To converted database character set from latin1 to utf8. The following is my conversion steps.
Prepared Software
* MySQL 4.1 or later
* Unicode Text Editor (eg. Notepad++)
* phpMyAdmin (Optional)
1. Export the database
I used mysqldump command to export the database to SQL file. I am not sure whether it works with phpMyAdmin. Please let me know if this way works. It is very important to set default-character-set to latin1.

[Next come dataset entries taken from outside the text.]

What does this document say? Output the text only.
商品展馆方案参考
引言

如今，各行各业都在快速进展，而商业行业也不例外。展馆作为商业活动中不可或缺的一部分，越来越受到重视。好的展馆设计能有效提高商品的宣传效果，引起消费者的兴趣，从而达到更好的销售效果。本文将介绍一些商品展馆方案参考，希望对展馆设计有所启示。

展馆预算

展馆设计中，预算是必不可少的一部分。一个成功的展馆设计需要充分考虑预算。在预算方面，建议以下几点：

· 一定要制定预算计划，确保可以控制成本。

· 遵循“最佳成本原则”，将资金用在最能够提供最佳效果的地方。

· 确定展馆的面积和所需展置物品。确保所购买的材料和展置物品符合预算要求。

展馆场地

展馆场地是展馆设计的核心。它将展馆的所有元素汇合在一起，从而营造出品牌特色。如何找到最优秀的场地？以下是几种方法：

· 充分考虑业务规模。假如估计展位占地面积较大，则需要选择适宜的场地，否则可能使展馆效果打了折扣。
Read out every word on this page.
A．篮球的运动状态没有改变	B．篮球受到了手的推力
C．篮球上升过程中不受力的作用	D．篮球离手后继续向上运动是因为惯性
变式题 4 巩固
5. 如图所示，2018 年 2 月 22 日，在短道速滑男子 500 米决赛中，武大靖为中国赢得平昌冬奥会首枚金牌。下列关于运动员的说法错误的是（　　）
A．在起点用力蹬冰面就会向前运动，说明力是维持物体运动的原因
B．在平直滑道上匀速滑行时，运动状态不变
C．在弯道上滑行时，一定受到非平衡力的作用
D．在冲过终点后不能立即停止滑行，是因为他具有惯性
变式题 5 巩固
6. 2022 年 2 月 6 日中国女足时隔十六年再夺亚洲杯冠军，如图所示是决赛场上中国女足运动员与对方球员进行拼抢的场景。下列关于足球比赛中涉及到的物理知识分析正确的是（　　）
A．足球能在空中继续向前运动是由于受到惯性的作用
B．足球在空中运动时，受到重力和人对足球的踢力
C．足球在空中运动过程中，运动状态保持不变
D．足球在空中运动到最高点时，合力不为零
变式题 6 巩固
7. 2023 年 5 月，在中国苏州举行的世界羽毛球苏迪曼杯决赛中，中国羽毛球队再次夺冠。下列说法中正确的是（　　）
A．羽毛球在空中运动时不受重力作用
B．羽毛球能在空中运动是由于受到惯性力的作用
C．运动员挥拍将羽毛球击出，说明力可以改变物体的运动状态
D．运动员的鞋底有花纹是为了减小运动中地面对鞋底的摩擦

mysqldump -h localhost -u [username] -p –default-character-set=latin1 –insert-ignore –skip-set-charset [database] > dump.sql
2. Replace SQL statements
This procedure is replacing the charset keywords from latin1 to utf8 inside a SQL file, so that the collation of tables will be set to utf8. It is recommended to use Notepad++. If the Chinese characters can be shown in the text editor, it mean you have chosen a correct editor and the previous step is right. The replacing strings are the following:
sed -i ‘s/DEFAULT CHARSET=latin1/DEFAULT CHARSET=utf8/g’ [latin1].sql
sed -i ‘s/COLLATE=latin1_general_ci/COLLATE=utf8_general_ci/g’ [latin1].sql
sed -i ‘s/COLLATE latin1_general_ci/COLLATE utf8_general_ci/g’ [latin1].sql
Now you can save it as [utf-8]..sql. Or use the command to convert to utf-8 format. And do NOT save it directly (file name:dump.sql) becuase this SQL file is for backup.

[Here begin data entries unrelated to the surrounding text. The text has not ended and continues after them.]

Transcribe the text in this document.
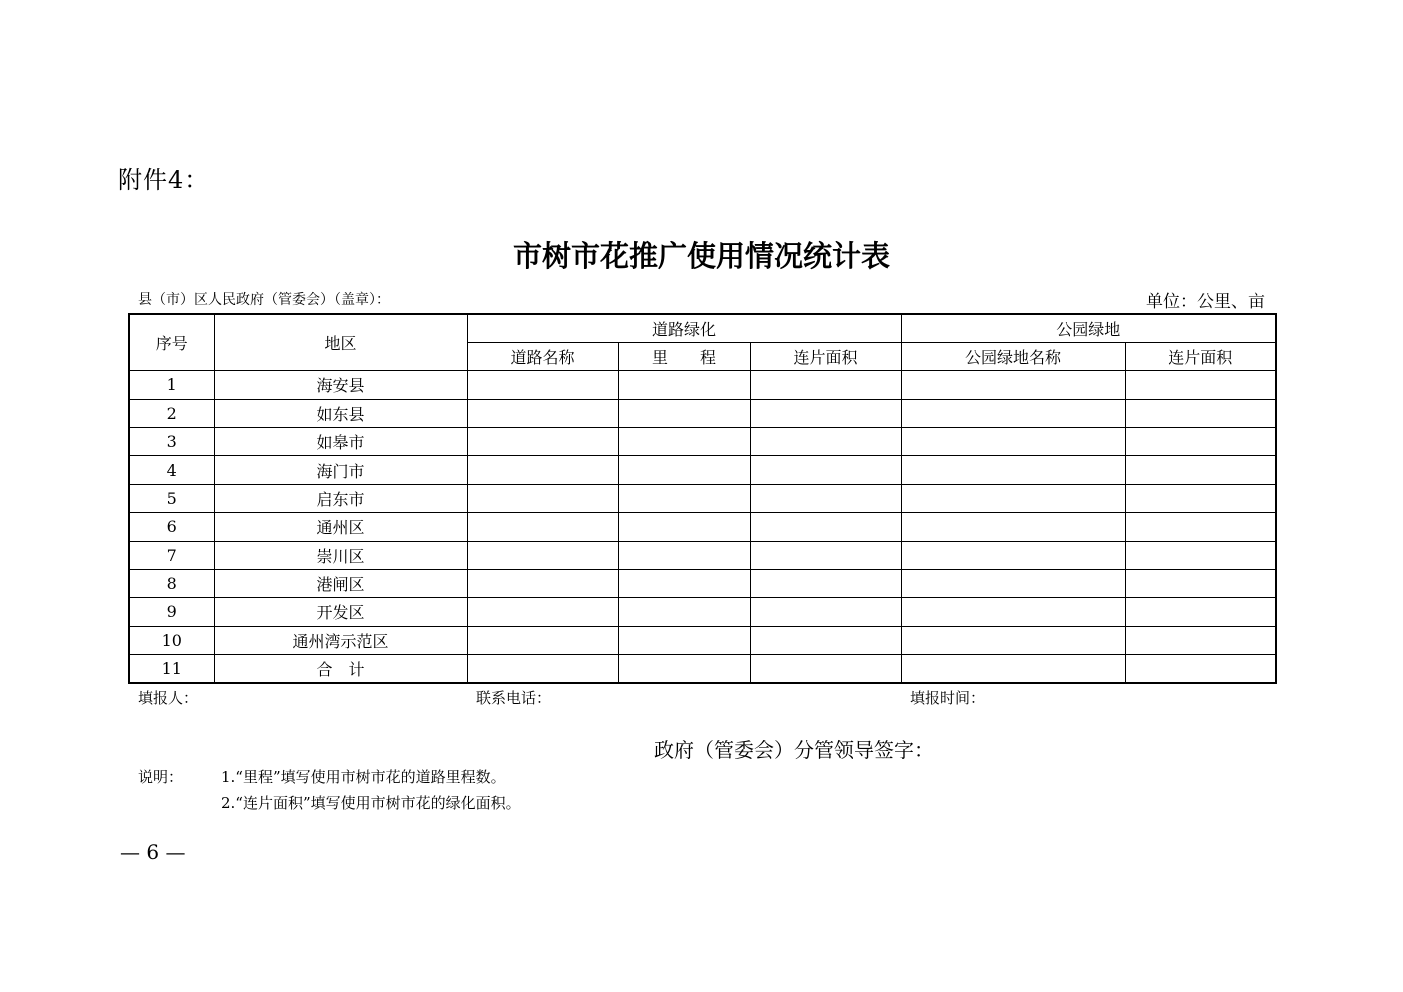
附件4：
市树市花推广使用情况统计表
县（市）区人民政府（管委会）（盖章）：	单位：公里、亩
序号	地区	道路绿化			公园绿地	
		道路名称	里　　程	连片面积	公园绿地名称	连片面积
1	海安县					
2	如东县					
3	如皋市					
4	海门市					
5	启东市					
6	通州区					
7	崇川区					
8	港闸区					
9	开发区					
10	通州湾示范区					
11	合　计					
填报人：	联系电话：	填报时间：
政府（管委会）分管领导签字：
说明：	1.“里程”填写使用市树市花的道路里程数。
2.“连片面积”填写使用市树市花的绿化面积。
— 6 —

iconv -c -f Big5HKSCS -t UTF-8//IGNORE [latin1].sql > [utf-8].sql
3. Modify the default Collation
When you create the new tables in the future, new tables will be set to the default character set, latin1. Therefore, it is suggested to modify the default Collation to utf8. You could choose either MySQL monitor or phpMyAdmin to modify and the below example is using MySQL monitor.
Login to MySQL:
mysql -u [username] -p
After logged in, input the following SQL statement:
ALTER DATABASE [database] DEFAULT CHARACTER SET utf8 COLLATE utf8_general_ci;
4. Import the modified SQL file
I also selected MySQL monitor to import the modified SQL file. Please make sure that the default-character-set is utf8 in this time.
mysql -u [username] -p –default-character-set=utf8 [database]< [utf-8].sql
5. Change web applications configuration
The conversion is basically completed. If you find the text of your web application unable to show correctly, you are needed to change the charset setting.